Bedoui, meneur de la pré-transition?


En termes de transition la condition sine qua non est la démission du Président. Sans elle, il n’y aurait que du surplace et le pays s’installerait dans l’impasse. Les signes personnifiés incarnant le pouvoir ne doivent pas être dans la cuisine, dit la rue. Cela ne traduit nullement l’effacement d’un revers de colère toutes les institutions. Elle serait à l’identique du HCE. A-t-on cependant confié ce cheminement progressif en une pré-transition à Bedoui ? 

Pourtant, sa prestation conférencière de presse du jeudi a pesé lourdement sur les esprits quant aux incertitudes et imprécisions ayant corroboré la réalité du niveau. Il était présent avec ses coquilles dans cet autre vendredi 15 mars plein à craquer. Ce vendredi qui chaque semaine se gonfle de plus en plus en nombre et en intensité sonore. Les messages sont devenus très clairs dans leur multiplicité, tout en ayant un unique sens, c’est le décollement radical avec le pouvoir en place. L’un de ces slogans affichés indique que le peuple veut un formatage et non pas une mise à jour. Ce qui veut dire, le besoin de mettre en cause tout le logiciel qui anime l’unité centrale. Déracinement entier. 

La transition voulue par le peuple algérien ne requiert pas l’existence de symboles du régime et d’éléments eux-mêmes impliqués dans la situation catastrophique que dénonce la rue. Il la veut pacifique, sereine et fraternelle. L’on ne veut ni celle de l’Egypte, ni celle de la Libye ni celle de la Tunisie. On a toutes les capacités historiques et pédagogiques pour faire nous-mêmes la nôtre. Notre sceau de marque déposée, sans viol, sans vol et sans dol. 

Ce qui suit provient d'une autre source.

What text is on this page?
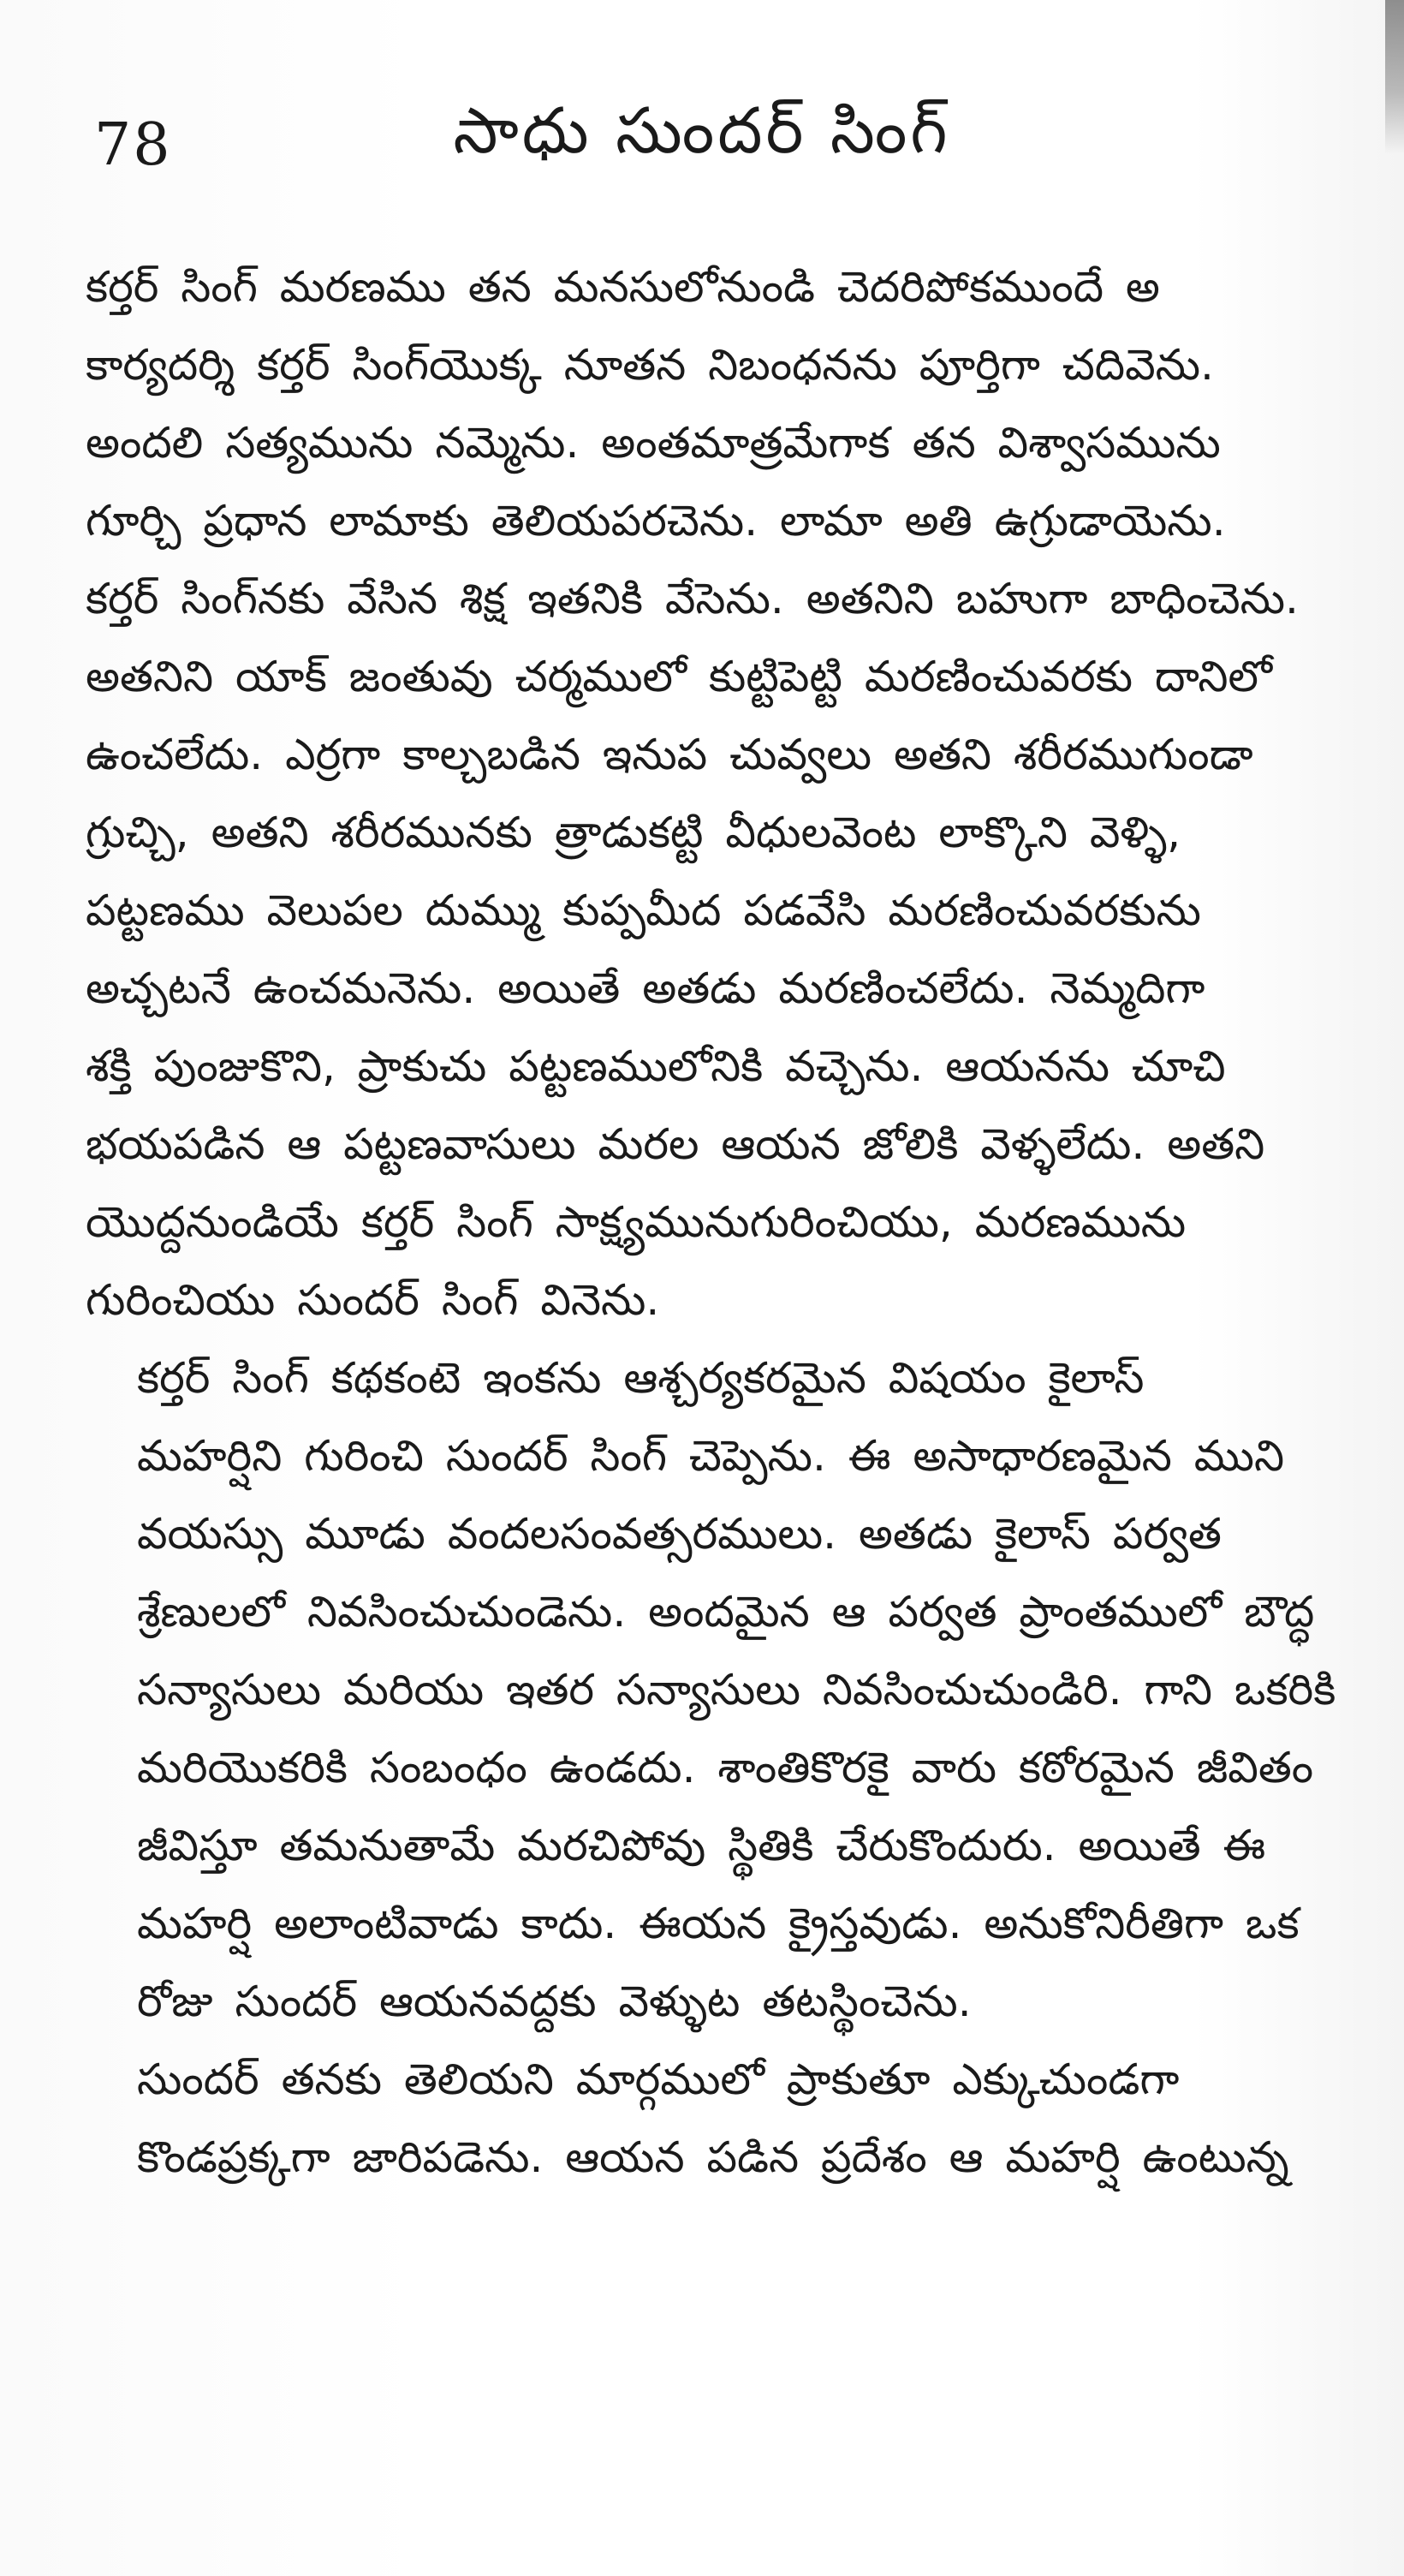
78	సాధు సుందర్ సింగ్

కర్తర్ సింగ్ మరణము తన మనసులోనుండి చెదరిపోకముందే అ
కార్యదర్శి కర్తర్ సింగ్‌యొక్క నూతన నిబంధనను పూర్తిగా చదివెను.
అందలి సత్యమును నమ్మెను. అంతమాత్రమేగాక తన విశ్వాసమును
గూర్చి ప్రధాన లామాకు తెలియపరచెను. లామా అతి ఉగ్రుడాయెను.
కర్తర్ సింగ్‌నకు వేసిన శిక్ష ఇతనికి వేసెను. అతనిని బహుగా బాధించెను.
అతనిని యాక్ జంతువు చర్మములో కుట్టిపెట్టి మరణించువరకు దానిలో
ఉంచలేదు. ఎర్రగా కాల్చబడిన ఇనుప చువ్వలు అతని శరీరముగుండా
గ్రుచ్చి, అతని శరీరమునకు త్రాడుకట్టి వీధులవెంట లాక్కొని వెళ్ళి,
పట్టణము వెలుపల దుమ్ము కుప్పమీద పడవేసి మరణించువరకును
అచ్చటనే ఉంచమనెను. అయితే అతడు మరణించలేదు. నెమ్మదిగా
శక్తి పుంజుకొని, ప్రాకుచు పట్టణములోనికి వచ్చెను. ఆయనను చూచి
భయపడిన ఆ పట్టణవాసులు మరల ఆయన జోలికి వెళ్ళలేదు. అతని
యొద్దనుండియే కర్తర్ సింగ్ సాక్ష్యమునుగురించియు, మరణమును
గురించియు సుందర్ సింగ్ వినెను.

కర్తర్ సింగ్ కథకంటె ఇంకను ఆశ్చర్యకరమైన విషయం కైలాస్
మహర్షిని గురించి సుందర్ సింగ్ చెప్పెను. ఈ అసాధారణమైన ముని
వయస్సు మూడు వందలసంవత్సరములు. అతడు కైలాస్ పర్వత
శ్రేణులలో నివసించుచుండెను. అందమైన ఆ పర్వత ప్రాంతములో బౌద్ధ
సన్యాసులు మరియు ఇతర సన్యాసులు నివసించుచుండిరి. గాని ఒకరికి
మరియొకరికి సంబంధం ఉండదు. శాంతికొరకై వారు కఠోరమైన జీవితం
జీవిస్తూ తమనుతామే మరచిపోవు స్థితికి చేరుకొందురు. అయితే ఈ
మహర్షి అలాంటివాడు కాదు. ఈయన క్రైస్తవుడు. అనుకోనిరీతిగా ఒక
రోజు సుందర్ ఆయనవద్దకు వెళ్ళుట తటస్థించెను.

సుందర్ తనకు తెలియని మార్గములో ప్రాకుతూ ఎక్కుచుండగా
కొండప్రక్కగా జారిపడెను. ఆయన పడిన ప్రదేశం ఆ మహర్షి ఉంటున్న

La nomination de Bedoui, sous couvert du poste de Premier ministre cache en vérité la mission qui lui serait confiée de gérer cette phase pré-transitoire. La grogne ne s’est point abstenue dès sa nomination de notifier avec vrombissement son refus. Ni Bedoui ni prolongation, le départ de tous demeure une exigence populaire. Le slogan le plus scandé. Mais que faire alors ? L’on doit bien « transiter » par une période. Il doit bien y avoir un acteur et une équipe qui la dirigent ! 

Si quelques bouches encore parfumées de l’arôme du système préconisent sournoisement Lakhdar Brahimi ; l’ensemble du peuple semble publiquement le médire, le maudire. 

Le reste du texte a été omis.